Driver should handle better system.peers incosistencies
Description
Environment
Pull Requests
Activity

Olivier Michallat May 12, 2015 at 12:50 PM
The driver's only sources of information are system.peers, actually trying to connect to the nodes, and UP/DOWN notifications received from other nodes. So unfortunately I don't think it can do any better.
CASSANDRA-9180 will prevent these "phantom" rows from being created when bootstrap fails, that should solve your issue.

Former user May 11, 2015 at 10:44 PM
The behavior is exactly what you described.
The driver tries to connect to the nodes and fails.
I thought that the driver could get more information about the nodes status (as in the same way as nodetool) that way the driver could see a mismatch between the 2 (nodetool says that the nodes are nonexistent, system.peers says nodes exist) and issue a warning on that (or avoid to connect to those nodes).

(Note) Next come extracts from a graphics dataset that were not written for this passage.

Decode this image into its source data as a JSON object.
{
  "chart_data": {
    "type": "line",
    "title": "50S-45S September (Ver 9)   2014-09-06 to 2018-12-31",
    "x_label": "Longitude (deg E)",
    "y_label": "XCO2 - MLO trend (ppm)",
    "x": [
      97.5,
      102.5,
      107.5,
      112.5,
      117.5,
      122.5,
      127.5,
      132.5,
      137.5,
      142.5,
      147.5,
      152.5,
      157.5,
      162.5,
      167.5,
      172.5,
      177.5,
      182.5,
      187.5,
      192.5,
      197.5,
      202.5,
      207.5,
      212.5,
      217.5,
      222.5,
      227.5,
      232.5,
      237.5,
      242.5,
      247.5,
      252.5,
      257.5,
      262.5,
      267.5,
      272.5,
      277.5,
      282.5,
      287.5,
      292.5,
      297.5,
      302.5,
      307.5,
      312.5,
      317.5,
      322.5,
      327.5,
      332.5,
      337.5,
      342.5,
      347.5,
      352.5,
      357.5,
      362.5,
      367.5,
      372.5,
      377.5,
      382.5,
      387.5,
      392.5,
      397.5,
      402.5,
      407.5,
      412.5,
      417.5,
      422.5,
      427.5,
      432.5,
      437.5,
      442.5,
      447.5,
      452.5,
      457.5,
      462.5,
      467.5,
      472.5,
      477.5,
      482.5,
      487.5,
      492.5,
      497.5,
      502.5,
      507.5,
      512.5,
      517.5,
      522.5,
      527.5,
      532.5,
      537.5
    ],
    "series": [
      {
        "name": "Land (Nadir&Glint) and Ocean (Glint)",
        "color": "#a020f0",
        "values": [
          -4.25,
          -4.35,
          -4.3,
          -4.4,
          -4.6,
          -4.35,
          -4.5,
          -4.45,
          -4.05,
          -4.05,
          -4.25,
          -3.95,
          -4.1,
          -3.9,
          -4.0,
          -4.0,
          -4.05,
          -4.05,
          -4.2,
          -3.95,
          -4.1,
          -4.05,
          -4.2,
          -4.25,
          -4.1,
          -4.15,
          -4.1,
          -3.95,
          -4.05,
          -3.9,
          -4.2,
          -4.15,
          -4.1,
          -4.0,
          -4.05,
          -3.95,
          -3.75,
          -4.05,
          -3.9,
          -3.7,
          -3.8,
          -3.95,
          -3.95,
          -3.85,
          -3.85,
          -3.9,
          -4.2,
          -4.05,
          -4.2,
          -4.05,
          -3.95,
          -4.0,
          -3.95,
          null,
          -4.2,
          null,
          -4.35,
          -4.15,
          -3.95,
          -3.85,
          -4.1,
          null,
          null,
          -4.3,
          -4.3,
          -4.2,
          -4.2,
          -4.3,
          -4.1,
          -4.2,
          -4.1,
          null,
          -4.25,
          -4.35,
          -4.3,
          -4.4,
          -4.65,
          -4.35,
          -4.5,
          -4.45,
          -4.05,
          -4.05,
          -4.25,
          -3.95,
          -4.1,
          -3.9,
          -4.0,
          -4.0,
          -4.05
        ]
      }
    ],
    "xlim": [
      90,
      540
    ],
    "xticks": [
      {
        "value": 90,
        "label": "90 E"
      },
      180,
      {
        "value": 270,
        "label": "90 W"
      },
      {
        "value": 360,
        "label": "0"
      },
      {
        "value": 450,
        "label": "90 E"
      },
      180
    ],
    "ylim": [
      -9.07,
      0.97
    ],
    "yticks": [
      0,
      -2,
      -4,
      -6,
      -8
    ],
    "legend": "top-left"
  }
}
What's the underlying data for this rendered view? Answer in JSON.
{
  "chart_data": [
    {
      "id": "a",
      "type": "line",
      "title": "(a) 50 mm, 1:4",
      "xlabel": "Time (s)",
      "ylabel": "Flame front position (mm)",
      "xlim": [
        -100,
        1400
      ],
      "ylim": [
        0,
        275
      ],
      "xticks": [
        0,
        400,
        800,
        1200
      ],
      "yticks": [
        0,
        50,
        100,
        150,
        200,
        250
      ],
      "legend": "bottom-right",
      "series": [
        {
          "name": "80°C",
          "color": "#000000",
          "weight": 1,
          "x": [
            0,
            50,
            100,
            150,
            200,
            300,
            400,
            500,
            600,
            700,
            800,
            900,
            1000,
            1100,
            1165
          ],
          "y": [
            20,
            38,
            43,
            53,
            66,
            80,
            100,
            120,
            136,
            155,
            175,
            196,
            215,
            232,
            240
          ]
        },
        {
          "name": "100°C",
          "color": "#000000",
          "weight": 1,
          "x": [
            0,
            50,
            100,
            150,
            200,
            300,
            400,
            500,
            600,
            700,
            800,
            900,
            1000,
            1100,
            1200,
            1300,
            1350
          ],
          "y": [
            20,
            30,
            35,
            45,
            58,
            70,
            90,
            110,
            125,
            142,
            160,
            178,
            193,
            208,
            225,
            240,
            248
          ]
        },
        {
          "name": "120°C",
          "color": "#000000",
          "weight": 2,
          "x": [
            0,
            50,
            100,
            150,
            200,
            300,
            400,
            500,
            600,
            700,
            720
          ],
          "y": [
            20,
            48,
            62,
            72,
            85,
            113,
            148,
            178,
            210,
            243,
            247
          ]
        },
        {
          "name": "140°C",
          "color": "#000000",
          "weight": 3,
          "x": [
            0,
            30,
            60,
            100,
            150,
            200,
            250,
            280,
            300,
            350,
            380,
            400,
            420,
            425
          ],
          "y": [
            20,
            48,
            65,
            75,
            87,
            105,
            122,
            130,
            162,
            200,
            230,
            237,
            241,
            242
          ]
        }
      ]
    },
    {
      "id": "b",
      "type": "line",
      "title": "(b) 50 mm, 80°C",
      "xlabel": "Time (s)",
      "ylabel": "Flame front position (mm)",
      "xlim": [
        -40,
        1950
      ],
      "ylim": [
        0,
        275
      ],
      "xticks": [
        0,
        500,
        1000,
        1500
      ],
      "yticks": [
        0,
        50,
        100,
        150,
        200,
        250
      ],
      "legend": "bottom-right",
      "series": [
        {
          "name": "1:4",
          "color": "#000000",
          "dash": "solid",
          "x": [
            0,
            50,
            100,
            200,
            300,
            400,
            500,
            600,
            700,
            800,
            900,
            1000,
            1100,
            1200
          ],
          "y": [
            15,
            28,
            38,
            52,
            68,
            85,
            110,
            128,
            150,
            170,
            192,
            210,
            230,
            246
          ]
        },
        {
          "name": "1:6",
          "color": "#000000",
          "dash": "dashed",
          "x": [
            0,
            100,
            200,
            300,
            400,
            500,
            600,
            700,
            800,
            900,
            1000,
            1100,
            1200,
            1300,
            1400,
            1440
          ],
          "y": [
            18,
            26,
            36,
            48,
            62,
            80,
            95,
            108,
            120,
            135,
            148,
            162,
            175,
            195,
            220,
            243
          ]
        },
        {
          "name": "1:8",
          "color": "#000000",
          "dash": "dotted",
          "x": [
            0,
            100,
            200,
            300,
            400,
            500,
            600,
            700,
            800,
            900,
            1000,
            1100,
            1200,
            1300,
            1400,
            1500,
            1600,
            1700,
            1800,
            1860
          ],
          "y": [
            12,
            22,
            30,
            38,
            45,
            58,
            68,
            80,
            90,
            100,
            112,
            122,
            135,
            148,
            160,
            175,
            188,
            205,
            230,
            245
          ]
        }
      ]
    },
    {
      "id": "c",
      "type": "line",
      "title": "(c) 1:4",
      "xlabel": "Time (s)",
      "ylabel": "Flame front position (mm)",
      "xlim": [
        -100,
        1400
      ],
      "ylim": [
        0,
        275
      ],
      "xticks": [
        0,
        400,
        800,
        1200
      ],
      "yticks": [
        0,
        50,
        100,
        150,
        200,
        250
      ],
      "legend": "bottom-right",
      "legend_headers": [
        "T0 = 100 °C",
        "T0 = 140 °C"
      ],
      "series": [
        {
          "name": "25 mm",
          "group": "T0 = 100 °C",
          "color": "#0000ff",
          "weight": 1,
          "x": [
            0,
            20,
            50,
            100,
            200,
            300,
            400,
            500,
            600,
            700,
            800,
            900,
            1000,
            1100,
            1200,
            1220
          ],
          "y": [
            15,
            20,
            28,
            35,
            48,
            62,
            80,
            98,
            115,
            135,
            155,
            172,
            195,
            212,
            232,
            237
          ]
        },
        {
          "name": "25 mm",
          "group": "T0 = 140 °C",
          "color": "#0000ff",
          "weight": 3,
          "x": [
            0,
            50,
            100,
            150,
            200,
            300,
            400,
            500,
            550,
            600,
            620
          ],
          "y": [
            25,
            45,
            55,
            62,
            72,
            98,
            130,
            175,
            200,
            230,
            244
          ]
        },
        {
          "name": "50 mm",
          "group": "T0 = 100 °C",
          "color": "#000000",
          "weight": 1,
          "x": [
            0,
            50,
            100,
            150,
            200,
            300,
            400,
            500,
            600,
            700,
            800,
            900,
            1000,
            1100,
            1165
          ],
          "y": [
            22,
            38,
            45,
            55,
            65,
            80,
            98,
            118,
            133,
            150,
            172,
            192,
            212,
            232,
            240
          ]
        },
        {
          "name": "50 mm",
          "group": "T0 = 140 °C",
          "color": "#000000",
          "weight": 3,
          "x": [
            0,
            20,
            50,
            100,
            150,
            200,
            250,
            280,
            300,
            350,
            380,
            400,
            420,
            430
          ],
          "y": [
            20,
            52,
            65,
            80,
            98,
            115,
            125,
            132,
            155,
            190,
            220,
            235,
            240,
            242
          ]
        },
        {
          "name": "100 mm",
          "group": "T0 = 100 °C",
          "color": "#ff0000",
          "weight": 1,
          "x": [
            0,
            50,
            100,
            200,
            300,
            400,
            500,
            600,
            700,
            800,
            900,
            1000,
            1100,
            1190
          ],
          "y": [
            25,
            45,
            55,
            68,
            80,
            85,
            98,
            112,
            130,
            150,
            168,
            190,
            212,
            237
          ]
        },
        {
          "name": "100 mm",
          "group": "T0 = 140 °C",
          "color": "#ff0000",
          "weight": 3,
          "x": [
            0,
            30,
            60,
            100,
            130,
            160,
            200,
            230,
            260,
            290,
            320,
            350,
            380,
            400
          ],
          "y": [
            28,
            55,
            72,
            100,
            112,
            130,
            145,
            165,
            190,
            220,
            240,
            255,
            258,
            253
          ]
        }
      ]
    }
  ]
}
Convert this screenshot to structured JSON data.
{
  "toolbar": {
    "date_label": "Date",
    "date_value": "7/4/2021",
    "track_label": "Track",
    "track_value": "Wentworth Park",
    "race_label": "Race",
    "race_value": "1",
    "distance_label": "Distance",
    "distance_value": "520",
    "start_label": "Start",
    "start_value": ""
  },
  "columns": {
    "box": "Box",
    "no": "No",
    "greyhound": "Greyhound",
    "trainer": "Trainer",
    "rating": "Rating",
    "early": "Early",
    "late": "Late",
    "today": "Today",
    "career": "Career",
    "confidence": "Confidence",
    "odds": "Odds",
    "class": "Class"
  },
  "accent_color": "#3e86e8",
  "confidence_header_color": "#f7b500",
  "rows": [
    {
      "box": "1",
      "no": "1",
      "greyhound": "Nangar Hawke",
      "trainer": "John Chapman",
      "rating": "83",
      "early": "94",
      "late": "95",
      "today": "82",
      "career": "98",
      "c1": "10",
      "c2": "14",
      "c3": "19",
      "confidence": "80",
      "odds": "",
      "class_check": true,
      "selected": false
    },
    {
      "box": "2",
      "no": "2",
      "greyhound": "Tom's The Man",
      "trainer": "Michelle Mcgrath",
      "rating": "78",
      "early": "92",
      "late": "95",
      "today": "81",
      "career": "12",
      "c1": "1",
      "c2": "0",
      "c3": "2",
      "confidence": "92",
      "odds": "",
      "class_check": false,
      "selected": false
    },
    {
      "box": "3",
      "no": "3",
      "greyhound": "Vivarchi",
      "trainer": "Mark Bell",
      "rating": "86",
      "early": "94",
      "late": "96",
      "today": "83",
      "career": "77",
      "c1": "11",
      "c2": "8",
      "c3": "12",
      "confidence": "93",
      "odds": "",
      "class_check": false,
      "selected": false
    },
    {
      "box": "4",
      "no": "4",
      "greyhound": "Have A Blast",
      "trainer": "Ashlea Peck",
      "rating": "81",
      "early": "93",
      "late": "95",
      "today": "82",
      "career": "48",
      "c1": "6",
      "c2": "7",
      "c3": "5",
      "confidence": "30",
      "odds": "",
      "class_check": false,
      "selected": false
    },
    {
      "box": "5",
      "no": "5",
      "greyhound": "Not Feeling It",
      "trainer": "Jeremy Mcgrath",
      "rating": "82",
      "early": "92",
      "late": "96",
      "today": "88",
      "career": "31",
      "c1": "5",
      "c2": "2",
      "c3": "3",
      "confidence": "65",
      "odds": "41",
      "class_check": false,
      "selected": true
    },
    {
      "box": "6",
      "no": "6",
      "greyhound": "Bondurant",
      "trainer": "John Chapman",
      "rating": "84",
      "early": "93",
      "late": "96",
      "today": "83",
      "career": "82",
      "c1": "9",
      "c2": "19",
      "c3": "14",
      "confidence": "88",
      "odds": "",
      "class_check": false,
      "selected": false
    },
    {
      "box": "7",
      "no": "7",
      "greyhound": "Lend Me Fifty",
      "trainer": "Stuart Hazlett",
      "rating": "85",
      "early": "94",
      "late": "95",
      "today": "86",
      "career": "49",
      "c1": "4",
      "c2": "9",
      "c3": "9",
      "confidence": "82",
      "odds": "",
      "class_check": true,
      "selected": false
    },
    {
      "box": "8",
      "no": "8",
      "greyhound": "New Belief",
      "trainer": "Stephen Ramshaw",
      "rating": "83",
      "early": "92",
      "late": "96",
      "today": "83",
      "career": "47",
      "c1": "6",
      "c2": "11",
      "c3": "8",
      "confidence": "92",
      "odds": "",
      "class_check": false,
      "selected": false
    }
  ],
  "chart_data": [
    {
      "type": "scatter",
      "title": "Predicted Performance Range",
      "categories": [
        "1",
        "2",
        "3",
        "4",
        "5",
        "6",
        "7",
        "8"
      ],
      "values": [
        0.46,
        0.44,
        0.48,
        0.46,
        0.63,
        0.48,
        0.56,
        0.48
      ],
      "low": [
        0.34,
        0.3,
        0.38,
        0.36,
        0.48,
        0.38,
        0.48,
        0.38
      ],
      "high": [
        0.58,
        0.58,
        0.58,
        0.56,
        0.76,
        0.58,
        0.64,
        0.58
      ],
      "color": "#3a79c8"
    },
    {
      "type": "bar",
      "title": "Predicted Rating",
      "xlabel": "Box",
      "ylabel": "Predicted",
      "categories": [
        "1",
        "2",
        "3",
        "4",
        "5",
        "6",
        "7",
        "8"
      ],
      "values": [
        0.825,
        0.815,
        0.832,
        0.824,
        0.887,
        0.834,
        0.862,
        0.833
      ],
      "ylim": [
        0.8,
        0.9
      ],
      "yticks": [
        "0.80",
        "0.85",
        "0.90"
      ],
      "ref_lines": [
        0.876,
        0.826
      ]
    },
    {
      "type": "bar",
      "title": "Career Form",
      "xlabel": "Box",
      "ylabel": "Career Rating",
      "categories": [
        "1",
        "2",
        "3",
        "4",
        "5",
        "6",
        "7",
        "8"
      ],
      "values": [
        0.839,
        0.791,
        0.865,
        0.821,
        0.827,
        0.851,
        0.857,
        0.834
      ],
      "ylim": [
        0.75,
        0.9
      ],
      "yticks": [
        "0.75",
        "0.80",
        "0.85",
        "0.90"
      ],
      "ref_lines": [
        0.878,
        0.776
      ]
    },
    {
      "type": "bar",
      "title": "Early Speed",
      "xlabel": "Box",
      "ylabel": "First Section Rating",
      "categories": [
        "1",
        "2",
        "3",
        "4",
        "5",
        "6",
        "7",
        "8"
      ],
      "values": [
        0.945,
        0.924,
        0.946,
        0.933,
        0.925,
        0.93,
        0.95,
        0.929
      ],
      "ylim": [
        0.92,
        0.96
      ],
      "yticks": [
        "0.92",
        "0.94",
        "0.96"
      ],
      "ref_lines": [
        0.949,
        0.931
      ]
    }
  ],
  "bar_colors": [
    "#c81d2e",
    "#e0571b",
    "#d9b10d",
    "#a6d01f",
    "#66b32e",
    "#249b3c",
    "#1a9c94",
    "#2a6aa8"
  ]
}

Alex Popescu May 11, 2015 at 10:39 PM
Can you please provide more details about what behavior you are seeing?
From the original description, I understand that the driver attempts to connect to these nodes and fails to do that. The client driver cannot decide what's the real status of those nodes (e.g. maybe it is the client that's in a split network and the nodes are healthy).

Former user May 11, 2015 at 10:22 PM
I understand that the driver tries to connect to the nodes in system.peers. I was recommend to fill this bug similar to the one in the C# driver.
Mailing list thread: http://qnalist.com/questions/6031649/nodes-failed-to-bootstrap-no-nodetool-info-but-system-peer-populated
The question is should the driver handle more gracefully the fact that nodes present in system.peers that are actually nonexistent in Cassandra (CASSANDRA-9180).
Otherwise mark it has invalid.

Andy Tolbert May 11, 2015 at 10:09 PM
Just noticed this:
While trying an application (Datastax Java Driver 2.1) the debug log reports that it tries to connect to Node 5 and 6 and fails.
What exceptions are you seeing? It may be perfectly natural for the driver to try to connect to the nodes if they are present in system.peers.
Details
Details
Assignee
Reporter

I have a 3 node cluster (2.0.14). Decided to add 3 new ones. 2 failed because of hardware failure (virtualized environment).
The process was automated, so what was supposed to happen was:
Node 4 joins
wait until status is UN and then 2min more
Node 5 joins
wait until status is UN and then 2min more
Node 6 joins
wait until status is UN and then 2min more
What happened:
Node 4 joins
Wait...
Node 5 joins
VM fails while node is starting.
VM 6 starts, no node with UN, waits 2min
Node 6 joins
VM fails while node is starting.
After this, nodetool reports 4 nodes all UN
While trying an application (Datastax Java Driver 2.1) the debug log reports that it tries to connect to Node 5 and 6 and fails.
Checking system.peers table, I see both nodes there. So I tried "nodetool removenode <ID>" with the IDs in the table.
It blows up with the following exception:
Exception in thread "main" java.lang.UnsupportedOperationException: Host ID not found.
Then I decided to do the following:
DELETE from peers where ID in (ID1, ID2);
All good, cluster still happy and driver not complaining anymore.
Driver should handle the peers table inconsistencies better. Maybe throw an Warning?